On average, less than one percent of plates paired up with a hotlist/watchlist, and even fewer lead to an arrest, according to the data I have received in data requests.  So the question is why should we be keeping data on innocent and law-abiding people for any length of time 30 days, 60 days, three months.

I oppose collection of license plate reader data on innocent people, such as allowed in the House bill as it now stands, based on reasons I have shared with you.

Rep.
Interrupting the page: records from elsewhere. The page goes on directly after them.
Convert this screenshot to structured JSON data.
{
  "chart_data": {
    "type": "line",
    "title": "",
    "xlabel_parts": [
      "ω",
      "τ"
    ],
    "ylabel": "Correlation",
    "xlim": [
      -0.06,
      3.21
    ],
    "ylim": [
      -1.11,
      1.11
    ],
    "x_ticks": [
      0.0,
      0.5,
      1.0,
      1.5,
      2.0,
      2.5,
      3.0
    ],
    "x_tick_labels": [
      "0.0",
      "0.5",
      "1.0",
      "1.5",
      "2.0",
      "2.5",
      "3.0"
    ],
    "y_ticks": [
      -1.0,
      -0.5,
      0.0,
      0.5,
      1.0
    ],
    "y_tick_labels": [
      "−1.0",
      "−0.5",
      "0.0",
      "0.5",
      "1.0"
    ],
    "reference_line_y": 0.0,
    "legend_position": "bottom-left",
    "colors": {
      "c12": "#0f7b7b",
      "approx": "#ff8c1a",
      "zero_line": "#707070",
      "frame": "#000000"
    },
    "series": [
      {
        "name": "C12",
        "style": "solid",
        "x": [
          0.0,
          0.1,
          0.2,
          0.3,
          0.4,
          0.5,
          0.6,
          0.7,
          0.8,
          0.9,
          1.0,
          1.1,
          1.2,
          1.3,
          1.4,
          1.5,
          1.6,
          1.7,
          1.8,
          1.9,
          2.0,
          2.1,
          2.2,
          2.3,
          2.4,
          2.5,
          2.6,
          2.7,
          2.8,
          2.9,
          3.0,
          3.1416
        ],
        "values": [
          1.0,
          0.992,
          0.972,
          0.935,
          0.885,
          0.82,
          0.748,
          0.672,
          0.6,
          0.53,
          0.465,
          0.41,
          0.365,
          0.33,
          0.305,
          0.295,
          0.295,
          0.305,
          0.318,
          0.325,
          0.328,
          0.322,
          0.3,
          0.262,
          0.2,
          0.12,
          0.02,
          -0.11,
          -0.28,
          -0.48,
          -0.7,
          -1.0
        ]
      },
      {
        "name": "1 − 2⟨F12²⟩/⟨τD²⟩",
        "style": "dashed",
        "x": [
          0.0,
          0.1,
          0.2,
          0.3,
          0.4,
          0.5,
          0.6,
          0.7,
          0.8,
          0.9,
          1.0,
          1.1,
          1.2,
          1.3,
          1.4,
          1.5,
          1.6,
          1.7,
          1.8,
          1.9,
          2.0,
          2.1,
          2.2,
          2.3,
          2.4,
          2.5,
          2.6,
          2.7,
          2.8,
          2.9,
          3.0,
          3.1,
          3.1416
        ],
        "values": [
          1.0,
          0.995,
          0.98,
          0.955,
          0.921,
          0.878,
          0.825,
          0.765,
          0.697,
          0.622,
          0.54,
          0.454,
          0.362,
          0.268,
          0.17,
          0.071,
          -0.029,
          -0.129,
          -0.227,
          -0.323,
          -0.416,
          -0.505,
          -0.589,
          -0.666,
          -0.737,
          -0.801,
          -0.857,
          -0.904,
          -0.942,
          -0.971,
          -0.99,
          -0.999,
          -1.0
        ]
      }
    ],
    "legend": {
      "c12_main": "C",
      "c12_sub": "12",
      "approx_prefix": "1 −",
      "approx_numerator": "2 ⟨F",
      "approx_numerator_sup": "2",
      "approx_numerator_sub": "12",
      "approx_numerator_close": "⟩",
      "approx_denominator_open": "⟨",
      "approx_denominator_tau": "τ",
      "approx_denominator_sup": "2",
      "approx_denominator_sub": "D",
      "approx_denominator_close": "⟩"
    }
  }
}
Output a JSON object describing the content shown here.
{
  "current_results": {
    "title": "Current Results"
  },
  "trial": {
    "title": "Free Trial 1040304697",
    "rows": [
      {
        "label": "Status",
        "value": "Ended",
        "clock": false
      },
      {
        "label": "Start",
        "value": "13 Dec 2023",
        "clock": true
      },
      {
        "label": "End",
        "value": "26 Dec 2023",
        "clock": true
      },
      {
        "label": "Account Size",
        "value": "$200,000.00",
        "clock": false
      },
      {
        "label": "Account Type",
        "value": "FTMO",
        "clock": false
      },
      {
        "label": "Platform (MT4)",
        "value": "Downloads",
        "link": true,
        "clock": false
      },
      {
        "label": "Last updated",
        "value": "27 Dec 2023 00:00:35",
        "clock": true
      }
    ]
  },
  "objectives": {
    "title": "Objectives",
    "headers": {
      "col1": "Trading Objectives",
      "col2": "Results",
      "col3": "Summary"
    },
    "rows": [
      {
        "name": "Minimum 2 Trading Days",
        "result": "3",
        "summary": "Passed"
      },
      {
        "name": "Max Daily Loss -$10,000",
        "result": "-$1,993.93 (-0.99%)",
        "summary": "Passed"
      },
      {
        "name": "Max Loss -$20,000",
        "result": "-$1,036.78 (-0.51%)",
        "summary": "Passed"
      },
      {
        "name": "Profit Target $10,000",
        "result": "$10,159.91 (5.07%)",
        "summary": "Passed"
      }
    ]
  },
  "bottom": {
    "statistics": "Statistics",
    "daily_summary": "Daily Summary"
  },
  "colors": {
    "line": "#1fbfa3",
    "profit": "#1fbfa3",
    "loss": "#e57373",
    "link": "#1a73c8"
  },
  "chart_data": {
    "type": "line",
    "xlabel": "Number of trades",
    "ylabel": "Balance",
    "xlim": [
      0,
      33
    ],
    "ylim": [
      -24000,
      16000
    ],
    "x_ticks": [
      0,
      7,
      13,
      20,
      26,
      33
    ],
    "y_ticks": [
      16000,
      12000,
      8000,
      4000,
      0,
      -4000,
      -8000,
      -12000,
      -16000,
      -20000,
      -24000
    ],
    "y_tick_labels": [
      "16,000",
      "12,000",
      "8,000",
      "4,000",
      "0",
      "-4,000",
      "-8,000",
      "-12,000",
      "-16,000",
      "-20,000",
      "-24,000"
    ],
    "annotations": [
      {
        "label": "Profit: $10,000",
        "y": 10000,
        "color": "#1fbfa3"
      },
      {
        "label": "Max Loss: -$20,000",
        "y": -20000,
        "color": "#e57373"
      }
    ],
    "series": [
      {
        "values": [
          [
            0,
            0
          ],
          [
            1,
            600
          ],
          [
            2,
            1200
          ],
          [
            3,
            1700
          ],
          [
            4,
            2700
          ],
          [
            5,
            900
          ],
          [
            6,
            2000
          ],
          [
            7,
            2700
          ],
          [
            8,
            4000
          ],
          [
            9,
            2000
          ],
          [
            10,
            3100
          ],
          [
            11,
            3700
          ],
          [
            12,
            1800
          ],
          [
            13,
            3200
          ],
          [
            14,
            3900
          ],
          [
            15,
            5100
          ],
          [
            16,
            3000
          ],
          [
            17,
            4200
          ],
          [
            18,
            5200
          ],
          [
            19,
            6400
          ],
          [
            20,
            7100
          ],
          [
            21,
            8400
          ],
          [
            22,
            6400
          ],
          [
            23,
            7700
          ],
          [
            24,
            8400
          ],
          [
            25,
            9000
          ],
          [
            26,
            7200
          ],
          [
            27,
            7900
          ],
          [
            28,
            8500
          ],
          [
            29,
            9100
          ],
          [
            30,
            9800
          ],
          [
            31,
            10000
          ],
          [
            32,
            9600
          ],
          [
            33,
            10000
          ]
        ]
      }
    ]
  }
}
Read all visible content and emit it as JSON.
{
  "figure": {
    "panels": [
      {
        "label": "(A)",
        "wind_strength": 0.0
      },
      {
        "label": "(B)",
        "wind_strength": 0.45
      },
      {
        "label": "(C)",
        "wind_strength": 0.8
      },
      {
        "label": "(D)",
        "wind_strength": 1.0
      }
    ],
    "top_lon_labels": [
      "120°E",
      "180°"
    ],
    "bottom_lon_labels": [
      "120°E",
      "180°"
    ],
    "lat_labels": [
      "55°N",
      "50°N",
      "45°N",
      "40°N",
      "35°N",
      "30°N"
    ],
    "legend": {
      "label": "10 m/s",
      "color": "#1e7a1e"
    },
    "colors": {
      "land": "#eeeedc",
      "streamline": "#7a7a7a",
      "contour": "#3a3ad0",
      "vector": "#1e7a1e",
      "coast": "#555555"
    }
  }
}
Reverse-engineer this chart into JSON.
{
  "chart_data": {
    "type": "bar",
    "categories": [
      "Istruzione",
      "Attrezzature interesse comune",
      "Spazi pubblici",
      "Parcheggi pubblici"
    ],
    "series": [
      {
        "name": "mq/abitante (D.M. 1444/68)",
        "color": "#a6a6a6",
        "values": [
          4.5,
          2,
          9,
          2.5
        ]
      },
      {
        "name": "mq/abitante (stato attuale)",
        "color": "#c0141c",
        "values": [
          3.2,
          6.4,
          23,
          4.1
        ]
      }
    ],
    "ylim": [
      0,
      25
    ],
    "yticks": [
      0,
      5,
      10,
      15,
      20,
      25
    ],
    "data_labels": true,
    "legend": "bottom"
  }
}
Tony Cornish, who is Chief Author of the bill, said in the Star Tribune: 

"Cornish, a retired police chief, would ideally like to see the data dumped immediately if the vehicle doesn't register as wanted by law enforcement -- known as a "hit." He worries about the potential that the databases could be abused, citing past problems with state vehicle records. "Even though technology is great and it helps catch the bad guys, I don't want the good guys being kept in a database," Cornish said."